Ünlü gezgin ibn-i Batuta seyahatnamesinde birtakım cemaatleer gördüğünü ve bu topluluğun “Ahî” adı verilen  bir şeyhin başkanlığında, bir tekkede yaşadıklarını, emekleriyle geçindiklerini, bulundukları yere misafir geldiği zaman, onları zaviyelerine davet ettiklerini, onlara ikramda bulunduklarını, bu ziyafetin misafirler memleketlerini terk edene kadar devam ettiğini, misafir bulunmadığı zamanlarda, akşam yemeğini yine o zaviyede yediklerini, gecenin bir kısmını da sem’a ve ayine ayırdıklarını zikreder. Yine toplumu ıslah etme çalışmaları ile ilgili olarak da şunları zikreder: Ahîler, yabancıları korumak, misafir etmek, ihtiyaçlarını gidermek, kötü ve fasık kimseleri yok etmek, halka zulmeden şirretleri ortadan kaldırmak gibi davranışlarında eşleri yoktur.[1] İbn-i Batuta’ nın verdiği bu bilgilerden anlaşılmaktadır ki Ahîlik teşkilatı toplumsal hayatın sistematik bir düzene girmesine, İslam hakkında oluşan yanlış kanaatlerin ortadan kalkmasına ve devletin merkez ve taşrada düzeni sağlamasına katkısı ziyadesiyle olmuştur.
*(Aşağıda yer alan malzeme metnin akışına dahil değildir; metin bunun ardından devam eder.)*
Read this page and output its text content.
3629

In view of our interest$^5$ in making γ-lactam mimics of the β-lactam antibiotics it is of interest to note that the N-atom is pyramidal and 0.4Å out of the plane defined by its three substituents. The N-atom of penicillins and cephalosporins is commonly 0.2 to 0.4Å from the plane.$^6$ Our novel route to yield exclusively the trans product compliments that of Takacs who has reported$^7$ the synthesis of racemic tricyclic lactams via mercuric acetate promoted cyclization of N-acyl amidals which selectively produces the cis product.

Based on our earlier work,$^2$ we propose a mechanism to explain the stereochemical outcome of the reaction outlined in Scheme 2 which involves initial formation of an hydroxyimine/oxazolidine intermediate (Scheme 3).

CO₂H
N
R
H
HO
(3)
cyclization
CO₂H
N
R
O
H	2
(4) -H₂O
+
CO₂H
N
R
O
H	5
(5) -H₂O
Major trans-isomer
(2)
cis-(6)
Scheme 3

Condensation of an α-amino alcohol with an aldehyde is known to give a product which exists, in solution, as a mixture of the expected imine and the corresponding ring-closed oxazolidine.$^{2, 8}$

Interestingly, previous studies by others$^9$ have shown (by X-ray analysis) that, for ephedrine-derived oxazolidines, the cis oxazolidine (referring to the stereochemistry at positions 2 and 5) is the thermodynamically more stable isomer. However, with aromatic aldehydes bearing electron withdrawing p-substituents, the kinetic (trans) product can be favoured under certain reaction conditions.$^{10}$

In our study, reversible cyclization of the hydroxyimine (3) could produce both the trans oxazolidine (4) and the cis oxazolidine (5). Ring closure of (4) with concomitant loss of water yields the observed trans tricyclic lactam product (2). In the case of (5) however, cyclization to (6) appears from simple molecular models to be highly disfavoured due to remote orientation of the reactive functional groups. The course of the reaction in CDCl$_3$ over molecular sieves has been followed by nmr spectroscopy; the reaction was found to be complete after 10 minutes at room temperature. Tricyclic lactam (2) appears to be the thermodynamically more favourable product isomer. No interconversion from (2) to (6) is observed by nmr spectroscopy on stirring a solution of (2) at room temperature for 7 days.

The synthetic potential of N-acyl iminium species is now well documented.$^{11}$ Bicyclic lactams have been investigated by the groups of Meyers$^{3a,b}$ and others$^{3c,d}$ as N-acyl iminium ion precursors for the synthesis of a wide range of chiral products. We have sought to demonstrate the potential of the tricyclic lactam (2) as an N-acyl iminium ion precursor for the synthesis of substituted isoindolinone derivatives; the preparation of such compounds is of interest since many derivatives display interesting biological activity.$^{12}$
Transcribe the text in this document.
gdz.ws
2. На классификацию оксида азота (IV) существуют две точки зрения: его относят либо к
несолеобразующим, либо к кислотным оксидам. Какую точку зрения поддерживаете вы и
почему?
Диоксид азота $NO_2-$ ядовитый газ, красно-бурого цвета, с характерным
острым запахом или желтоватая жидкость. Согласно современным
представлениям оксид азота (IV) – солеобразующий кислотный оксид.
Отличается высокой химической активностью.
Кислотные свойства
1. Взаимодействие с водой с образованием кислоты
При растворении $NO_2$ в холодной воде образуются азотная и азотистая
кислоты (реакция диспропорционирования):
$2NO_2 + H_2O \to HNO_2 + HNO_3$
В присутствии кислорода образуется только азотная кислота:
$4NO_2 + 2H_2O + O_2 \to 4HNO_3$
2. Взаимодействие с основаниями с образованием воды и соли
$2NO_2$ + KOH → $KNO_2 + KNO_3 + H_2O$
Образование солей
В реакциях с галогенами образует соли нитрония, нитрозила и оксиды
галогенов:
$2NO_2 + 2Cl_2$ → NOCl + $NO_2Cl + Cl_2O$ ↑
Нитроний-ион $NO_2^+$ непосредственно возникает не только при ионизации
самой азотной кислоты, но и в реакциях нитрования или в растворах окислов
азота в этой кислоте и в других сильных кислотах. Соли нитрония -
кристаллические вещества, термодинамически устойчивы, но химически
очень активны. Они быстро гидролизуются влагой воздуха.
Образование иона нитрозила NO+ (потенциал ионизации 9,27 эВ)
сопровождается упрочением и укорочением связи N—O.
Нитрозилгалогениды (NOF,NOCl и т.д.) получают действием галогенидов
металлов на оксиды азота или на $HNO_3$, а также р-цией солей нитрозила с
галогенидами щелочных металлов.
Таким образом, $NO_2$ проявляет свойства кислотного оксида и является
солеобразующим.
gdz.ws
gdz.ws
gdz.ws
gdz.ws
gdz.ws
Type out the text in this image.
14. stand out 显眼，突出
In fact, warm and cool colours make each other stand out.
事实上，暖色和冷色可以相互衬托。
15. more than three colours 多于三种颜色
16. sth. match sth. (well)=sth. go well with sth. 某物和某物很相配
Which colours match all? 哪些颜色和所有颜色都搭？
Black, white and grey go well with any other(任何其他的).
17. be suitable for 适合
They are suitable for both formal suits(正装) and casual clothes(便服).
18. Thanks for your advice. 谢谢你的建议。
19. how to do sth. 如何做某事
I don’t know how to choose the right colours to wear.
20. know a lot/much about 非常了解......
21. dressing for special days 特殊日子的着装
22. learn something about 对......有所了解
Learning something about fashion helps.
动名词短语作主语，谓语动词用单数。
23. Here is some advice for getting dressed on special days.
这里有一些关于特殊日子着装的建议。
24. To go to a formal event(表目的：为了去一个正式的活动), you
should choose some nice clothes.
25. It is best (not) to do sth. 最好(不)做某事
Ahîlerden sanat ve zanaat ehli olan bekar gençlerin de oluşturduğu topluluk “fütüvvet” adını almıştır. Fütüvvet ehline bir şeyh tayin edilir gündüzleri çalışır kazanırlar gelirlerini teşkilata vakfeder akşam ise şeyh efendi nezaretinde zikir icra ederler. Böylesi mücerret dervişler böylelikle hem gündüzü hem geceyi verimli geçirmiş olurlar. Yine Burgazî ise fütüvvet teşkilatının da üçe ayrıldığını zikreder. Bunlar: Yiğit, Ahî ve Şeyh olarak zikretmiştir. Ona göre yiğitlik yola girmek, ahilik yolda yürümek ve şeyliğinde menzile varmak olduğunu kaydetmiştir. Bu taksimat bizleri tarikatlardaki “tâlib, sâlik ve vâsıl” kavramlarına götürmektedir. Ahîlik teşkilatında hiyerarşi anlamında en büyük ahîye “Ahîbaba” adı verşlmiştir. Ahîlik teşkilatına üye olan ahînin mutlaka bir iş, san’at sahibi olması gerekmektedir. İşi gücü olmayan birinin ahîlik teşkilatında yeri yoktur. Fütüvvet teşkilatı iki kısma ayrılmış olup bunlar: Kavlî ve Seyfî’ dir. Bu kollardan kavlî olan kendilerini Hz. Ebubekir’ e, seyfî olanlar ise kendilerini Hz. Ali’ ye dayandırırlar. Kavlî yola mensup olan ahîler askerlik görevini yapmazlar, ilim ile meşgul olurlar ve okudukları ile amel edip güzel sıfatlarla ahlaklarını süslerler. Seyfî  kola mensup olan âhiler ise mücadele eden grup olarak bilinirler. Bu grup mensubu ahîler, savaş zamanı düşman ile mücadele ederler savaş olmadığı vakitler ise nefisleriyle bir mücadele içerisine girerler. Fütüvvet ehli kimseler bu aşamaya gelene değin hayli zorlu aşamalardan geçerler. Fakat olur da yanlış yola sapıp sırat-ı müstakimi terk ederlerse fütüvvet ehli olmaktan çıkarılırlar.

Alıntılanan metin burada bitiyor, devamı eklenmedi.